It’s difficult to know what it means. 14. Build a Wedding Cake. A wedding cake, for peace? For justice? For marriage? For eating on a very sad and lonely night? My college years were heavily documented in several, angst-ridden diaries, but why did nineteen-year old me think building a wedding cake a necessary skill? I can’t remember. To her credit, however, I can now say with absolute certainty that I’m so glad she did.
I decided to finally strike number fourteen off my list of thirty things, to build a wedding cake. Context? None. The only flag I had to wave was in the tradition of this great month of love. I picked a date. I invited a few favorite friends. And, when all this was settled, I hit the library to find out what building a wedding cake actually entails. Panic ensued. But if you ever want to get anything absurdly ambitious done, I highly suggest constructing the occasion before the wherewithal. With a date set, and guests coming with highly excitable expectations, I had no choice, no other option but to bake this cake.
Hours spent on this cake? Probably 24. Mind lost? A good quarter. Since I was baking for only 15-20 people, as opposed to 200, I ended up baking four different cakes – which was a nice variation for my sanity. But decorating was ughhhhh and arghhhhhhhhfeawhfawfh. Professional and sincere wedding cake makers out there — you are unreal, actual saints with blessed biceps. Because, who has the upper body strength to unroll fondant for this much cake? Who has the focus and healthy blood pressure to construct such a volatile creation on a regular basis?
The party was this past Saturday. On Friday night, having spent the entire day baking and fondant rolling, I interrupted the process, got into the car and picked up the first of my guests. My friend K, having flown all the way from KC, MO, to attend this party, was sleeping over.
Saturday morning, armed with K as my sous chef, the rest of the party fell into place. Last minute decoration inspirations had me running around, while K chopped vegetables and laid out teacups.
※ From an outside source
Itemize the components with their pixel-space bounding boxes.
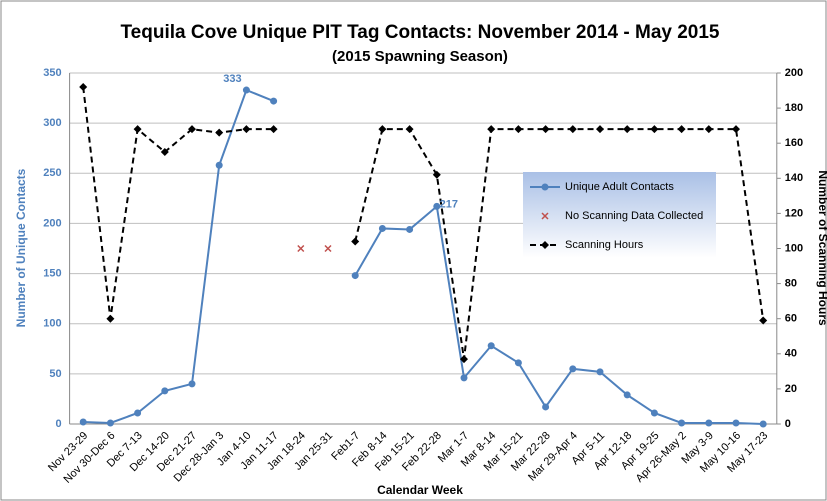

She also helped roll out the last of the gum paste, which I hurriedly shaped and covered all cake blemishes with.
When the rest of the guests arrived, they brushed past poofs of tulle, walked through strings of hearts.
My friend Em, who has an amazing food blog you must check out, started to snap pictures, and everything came out roses:
The cake, waiting for everyone to finish eating and giggling, was made up of the following:
the bottom layer = an almond cake with a strawberry filling
the second largest = a gluten free chocolate with a blackberry filling
the pink tier = carrot cake soaked in a buttermilk sauce, with a cream cheese filling
the top = dairy free chocolate, with plum filling
And what was the feeling of cutting into a wedding cake without ceremony? To fill the stomach and hearts of people I love so much?
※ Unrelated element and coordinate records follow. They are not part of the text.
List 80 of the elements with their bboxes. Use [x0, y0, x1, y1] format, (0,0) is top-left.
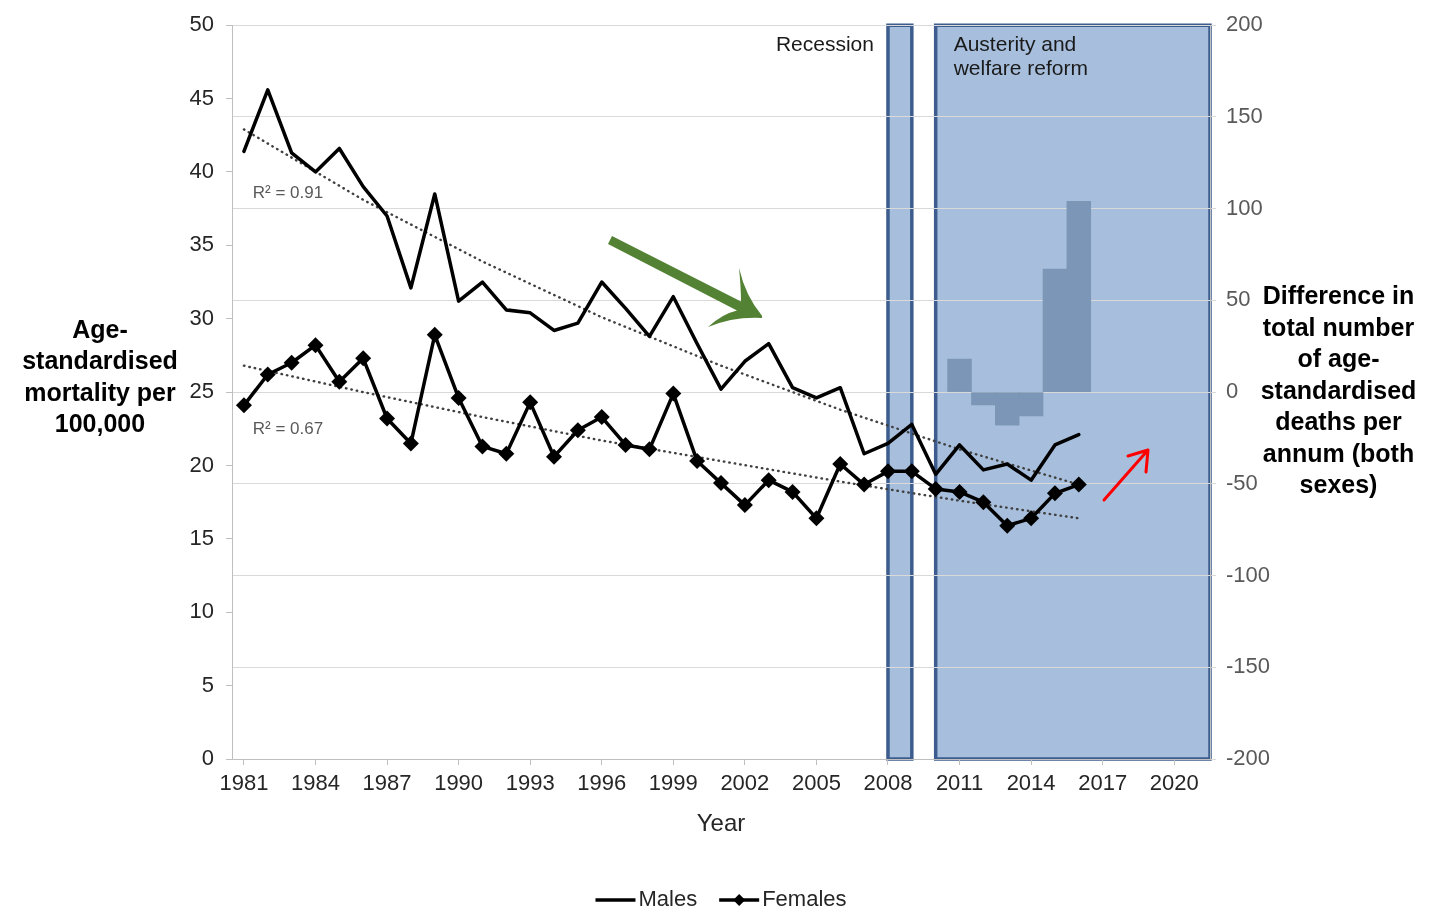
x-tick-label: 2008 — [863, 770, 913, 796]
y-tick-label: 0 — [201, 745, 214, 771]
y-tick-label: 20 — [189, 451, 214, 477]
y2-tick-label: 0 — [1226, 378, 1239, 404]
y2-tick-label: 50 — [1226, 286, 1251, 312]
y2-tick-label: 100 — [1226, 194, 1263, 220]
point — [402, 435, 419, 452]
x-tick-label: 2020 — [1149, 770, 1199, 796]
y2-axis-title: Difference in total number of age-standardised deaths per annum (both sexes) — [1260, 281, 1417, 499]
y2-tick-label: -50 — [1226, 469, 1258, 495]
point — [546, 448, 563, 465]
y-tick-label: 15 — [189, 524, 214, 550]
point — [927, 480, 944, 497]
point — [1046, 485, 1063, 502]
point — [283, 354, 300, 371]
y-tick-label: 10 — [189, 598, 214, 624]
point — [999, 517, 1016, 534]
point — [593, 409, 610, 426]
point — [450, 389, 467, 406]
annotation: R² = 0.67 — [252, 419, 324, 439]
x-tick-label: 1996 — [577, 770, 627, 796]
x-tick-label: 2005 — [791, 770, 841, 796]
x-tick-label: 2011 — [935, 770, 984, 796]
x-tick-label: 1999 — [648, 770, 698, 796]
point — [808, 510, 825, 527]
y-tick-label: 5 — [201, 671, 214, 697]
point — [426, 326, 443, 343]
y-tick-label: 25 — [189, 378, 214, 404]
x-tick-label: 1981 — [219, 770, 269, 796]
x-tick-label: 1990 — [434, 770, 484, 796]
point — [689, 453, 706, 470]
point — [975, 494, 992, 511]
point — [665, 385, 682, 402]
line-series — [242, 364, 1081, 520]
y2-tick-label: -150 — [1226, 653, 1271, 679]
x-tick-label: 1984 — [291, 770, 340, 796]
point — [832, 456, 849, 473]
point — [736, 497, 753, 514]
y2-tick-label: 150 — [1226, 102, 1263, 128]
point — [307, 337, 324, 354]
x-tick-label: 1993 — [505, 770, 555, 796]
x-tick-label: 2017 — [1078, 770, 1128, 796]
point — [259, 366, 276, 383]
y-tick-label: 45 — [189, 84, 214, 110]
point — [760, 472, 777, 489]
point — [903, 463, 920, 480]
point — [331, 373, 348, 390]
point — [474, 438, 491, 455]
x-tick-label: 2014 — [1006, 770, 1056, 796]
legend-label: Females — [762, 886, 847, 912]
point — [235, 397, 252, 414]
point — [713, 475, 729, 492]
point — [617, 436, 634, 453]
y2-tick-label: 200 — [1226, 11, 1263, 37]
y-tick-label: 30 — [189, 304, 214, 330]
point — [856, 476, 873, 493]
point — [355, 350, 372, 367]
point — [951, 483, 968, 500]
x-axis-title: Year — [696, 809, 746, 837]
point — [641, 441, 658, 458]
x-tick-label: 2002 — [720, 770, 770, 796]
point — [498, 445, 515, 462]
point — [569, 422, 586, 439]
y2-tick-label: -200 — [1226, 745, 1271, 771]
y2-tick-label: -100 — [1226, 561, 1271, 587]
point — [379, 410, 396, 427]
y-tick-label: 35 — [189, 231, 214, 257]
annotation: R² = 0.91 — [252, 183, 324, 203]
y-tick-label: 50 — [189, 11, 214, 37]
y-tick-label: 40 — [189, 158, 214, 184]
point — [784, 483, 801, 500]
x-tick-label: 1987 — [362, 770, 412, 796]
point — [522, 394, 539, 411]
point — [879, 463, 896, 480]
band-label: Austerity and welfare reform — [952, 32, 1088, 80]
y-axis-title: Age-standardised mortality per 100,000 — [22, 314, 178, 438]
point — [1070, 476, 1087, 493]
point — [1023, 510, 1040, 527]
legend-label: Males — [638, 886, 698, 912]
band-label: Recession — [775, 32, 874, 56]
Oh, it was heaven. Girl fest heaven. For the record, husbands and boyfriends were more than welcome, but all guests arrived without them. And in the end, there was something about soaking in the company of only women – who, while all unique, had brilliance, kindness, and great appetites in common – that made the night everything valentine’s month is about!
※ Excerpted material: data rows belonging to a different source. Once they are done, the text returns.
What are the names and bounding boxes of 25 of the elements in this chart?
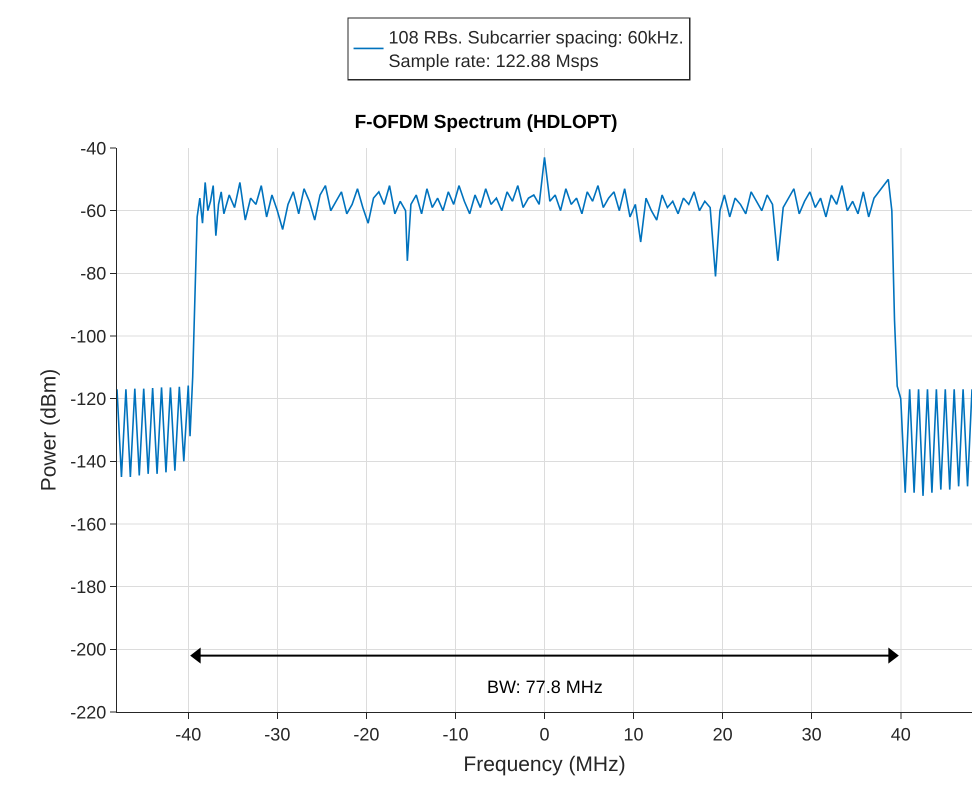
y-tick-label: -140	[70, 452, 106, 472]
x-tick-label: -10	[442, 724, 468, 745]
y-tick-label: -160	[70, 514, 106, 534]
y-tick-label: -100	[70, 326, 106, 346]
x-tick-label: -30	[264, 724, 290, 745]
x-tick-label: 20	[712, 724, 733, 745]
y-tick-label: -40	[80, 138, 106, 158]
x-tick-label: 30	[802, 724, 822, 745]
y-tick-label: -220	[70, 702, 106, 722]
y-tick-label: -60	[80, 200, 106, 221]
chart-title: F-OFDM Spectrum (HDLOPT)	[354, 112, 618, 133]
y-axis-title: Power (dBm)	[37, 368, 60, 492]
x-tick-label: 40	[890, 724, 911, 745]
y-tick-label: -120	[70, 388, 106, 409]
annotation: BW: 77.8 MHz	[487, 677, 603, 697]
x-axis-title: Frequency (MHz)	[463, 752, 626, 776]
x-tick-label: 10	[624, 724, 644, 745]
y-tick-label: -200	[70, 640, 106, 660]
x-tick-label: -20	[353, 724, 380, 745]
y-tick-label: -80	[80, 264, 106, 284]
x-tick-label: 0	[539, 724, 550, 745]
legend-label: 108 RBs. Subcarrier spacing: 60kHz. Sample rate: 122.88 Msps	[388, 28, 684, 72]
line-series	[117, 156, 972, 497]
y-tick-label: -180	[70, 576, 106, 597]
x-tick-label: -40	[175, 724, 202, 745]
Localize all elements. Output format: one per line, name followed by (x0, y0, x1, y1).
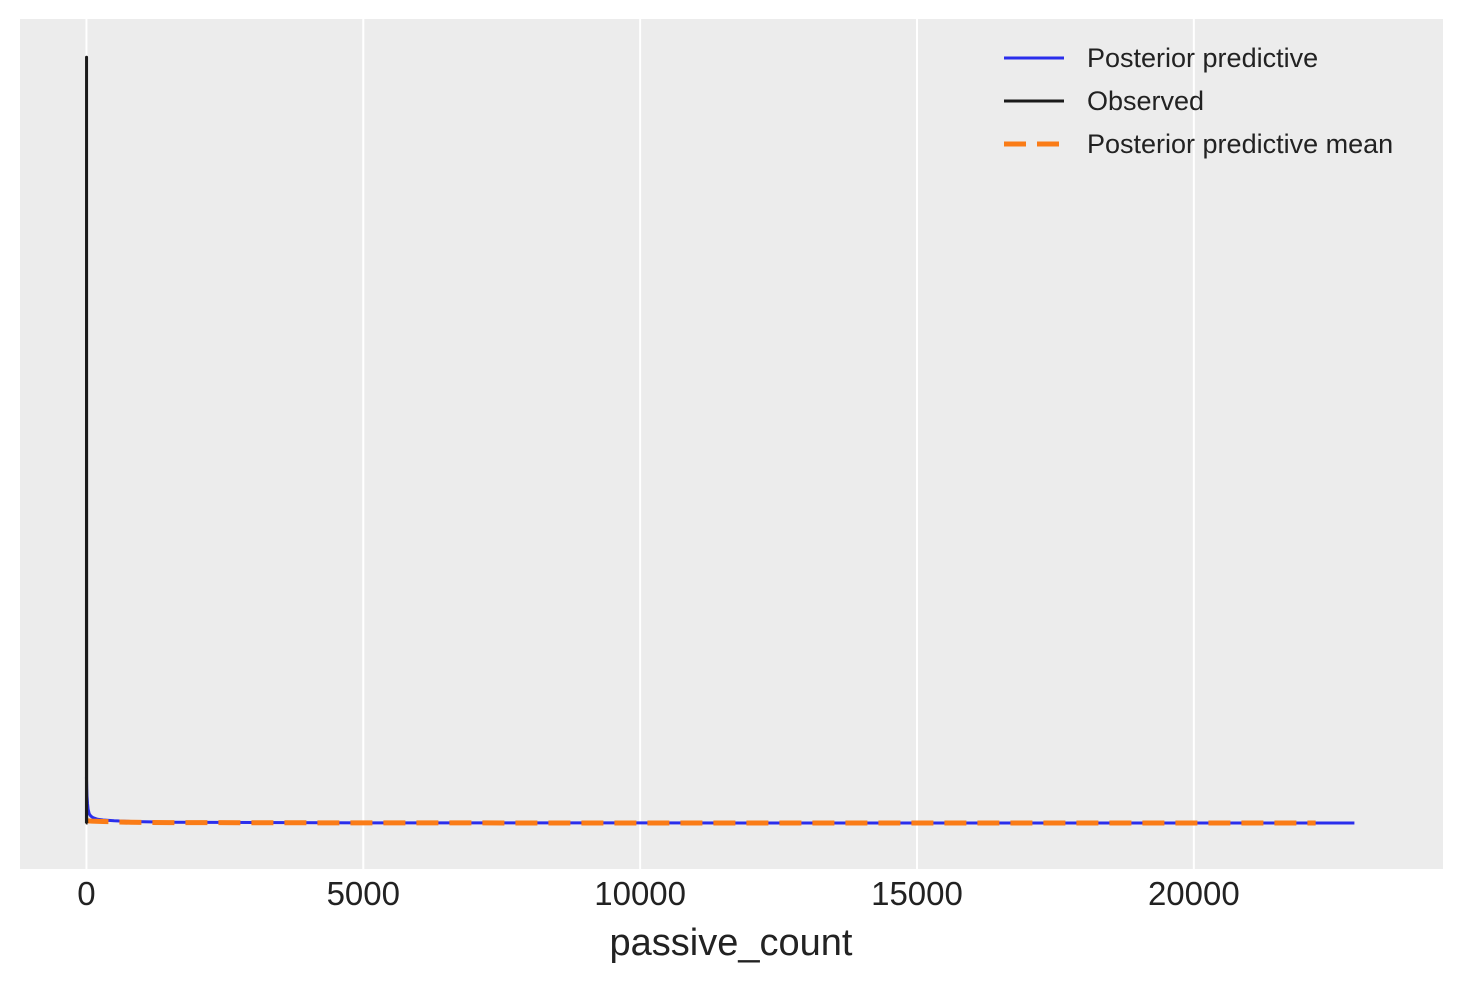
x-axis-ticks: 0 5000 10000 15000 20000 (77, 875, 1239, 912)
legend-label: Posterior predictive (1087, 43, 1318, 73)
legend-label: Posterior predictive mean (1087, 129, 1393, 159)
x-axis-label: passive_count (610, 922, 853, 964)
series-layer (84, 55, 1355, 826)
x-tick-label: 0 (77, 875, 95, 912)
x-tick-label: 10000 (594, 875, 686, 912)
plot-background (20, 19, 1443, 869)
x-tick-label: 15000 (871, 875, 963, 912)
x-tick-label: 20000 (1148, 875, 1240, 912)
legend: Posterior predictive Observed Posterior pr… (1004, 43, 1393, 159)
x-tick-label: 5000 (327, 875, 400, 912)
legend-label: Observed (1087, 86, 1204, 116)
series-line-posterior-predictive-mean (86, 818, 1316, 826)
series-line-observed (84, 55, 89, 825)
In a fashion quite opposite of Jesus feeding 5000, the cake that could have fed 200 was successfully destroyed.
Of course, cute boxes, ribbons, and stickers were provided for everyone to share with their loved ones at home, helping the cake disappear more purposefully…
I was so happy. Happy, full, and content. And, more importantly, I think the feeling was mutual.
I’m blogging early this week, to spend the last days of February in a quieter place. Enjoy the rest of this month, my valentine friend. I hope every day is indeed Valentine’s day for you. Why not? You are loved.